Taut, Bruno
First English edition, first printing of this uncommon record of a lecture on Japanese architecture given by Taut in October 1935, with plans, sketches and 25 photographic illustrations.
Further images
4to (258 x 188 mm). 36 pp, 1 ff. 12 pages of photographic illustrations. Wrappers made of Fusama paper, comprised of brown patterned paper with dark brown gilt-lettered title label on front. Spine worn and conserved where chipped with only a few losses, corners bumped, light foxing, last text page clipped but text unaffected, overall very good.
Bruno Taut was a prolific German architect and urban planner active in the Weimar period, now considered one of the founding fathers of modern architecture. Like Mies Van der Rohe, his designs spanned the pre-modern to the modern. Impressively, he had built over 10,000 apartments in Berlin, however he is best known for his theoretical work, speculative writings and a handful of exhibition buildings. Taut's best-known single building is the prismatic dome of the Glass Pavilion at the Cologne Werkbund Exhibition (1914). His sketches for "Alpine Architecture" (1917) are the work of an unabashed Utopian visionary, and he is variously classified as a Modernist and an Expressionist. In 1927, he was one of the fifteen architects who contributed to the influential modernist Weissenhof Estate exhibition.
The text is a record of a lecture given by Taut on Japanese architecture at the Peers' Club on October 30, 1935. Being a noted advocate of socialist political policies, Taut was compelled to look for opportunities to emigrate from Germany when the Nazis came to power.

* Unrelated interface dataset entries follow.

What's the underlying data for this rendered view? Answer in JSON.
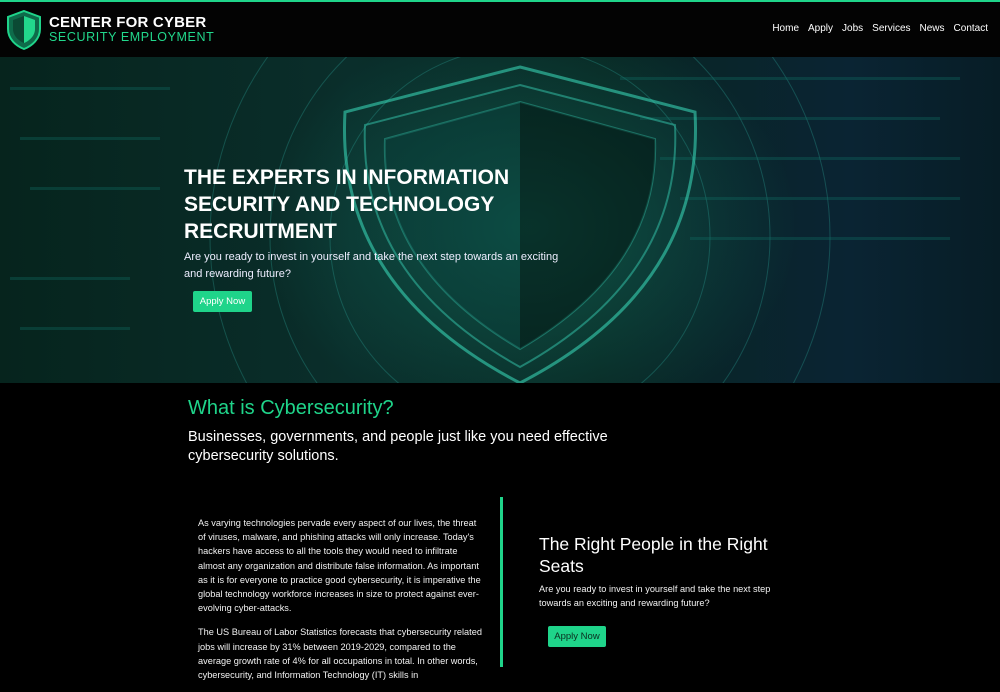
{
  "brand": {
    "line1": "CENTER FOR CYBER",
    "line2": "SECURITY EMPLOYMENT",
    "accent_color": "#1fd48a"
  },
  "nav": {
    "items": [
      {
        "label": "Home"
      },
      {
        "label": "Apply"
      },
      {
        "label": "Jobs"
      },
      {
        "label": "Services"
      },
      {
        "label": "News"
      },
      {
        "label": "Contact"
      }
    ]
  },
  "hero": {
    "title": "THE EXPERTS IN INFORMATION SECURITY AND TECHNOLOGY RECRUITMENT",
    "subtitle": "Are you ready to invest in yourself and take the next step towards an exciting and rewarding future?",
    "button_label": "Apply Now",
    "background_icon": "shield-icon"
  },
  "what_is": {
    "heading": "What is Cybersecurity?",
    "subheading": "Businesses, governments, and people just like you need effective cybersecurity solutions."
  },
  "body_left": {
    "paragraph1": "As varying technologies pervade every aspect of our lives, the threat of viruses, malware, and phishing attacks will only increase. Today's hackers have access to all the tools they would need to infiltrate almost any organization and distribute false information. As important as it is for everyone to practice good cybersecurity, it is imperative the global technology workforce increases in size to protect against ever-evolving cyber-attacks.",
    "paragraph2": "The US Bureau of Labor Statistics forecasts that cybersecurity related jobs will increase by 31% between 2019-2029, compared to the average growth rate of 4% for all occupations in total. In other words, cybersecurity, and Information Technology (IT) skills in"
  },
  "body_right": {
    "heading": "The Right People in the Right Seats",
    "text": "Are you ready to invest in yourself and take the next step towards an exciting and rewarding future?",
    "button_label": "Apply Now"
  }
}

With an invitation from Japanese architect Isaburo Ueno, he traveled to Japan via France, Greece, Turkey and Vladivostok, arriving in Tsuruga in 1933. Taut made his home in Takasaki, Gunma, where he produced three influential works on Japanese culture and architecture, comparing the historical simplicity of Japanese architecture with the modernist discipline.
He was noted for his appreciation of the stark, minimalist vein of Japanese architecture found at the Ise Shrine and the Katsura Imperial Villa in Kyoto. He was the first to write extensively about the architectural features of the Katsura Imperial Villa from a modernist perspective. His writing on the Japanese minimalist aesthetic found an appreciative audience in Japan and subsequently influenced the work of Le Corbusier and Walter Gropius.
Even the production of this text echoes his deep appreciation: the wrappers are beautifully made of Fusama paper, chiefly meant for covering Fusama and walls, specifically Torinoko with a painted pattern by Urushi (Japanese lacquer). The text paper is hand-made Shigarami-gami, produced from mulberry bleached in the snow, a winter by-product from farmers when there is no field-work, in very limited output today.
This work was translated by Glenn F. Baker and H.E. Pringsheim. Much of Taut's work in German remains untranslated into English.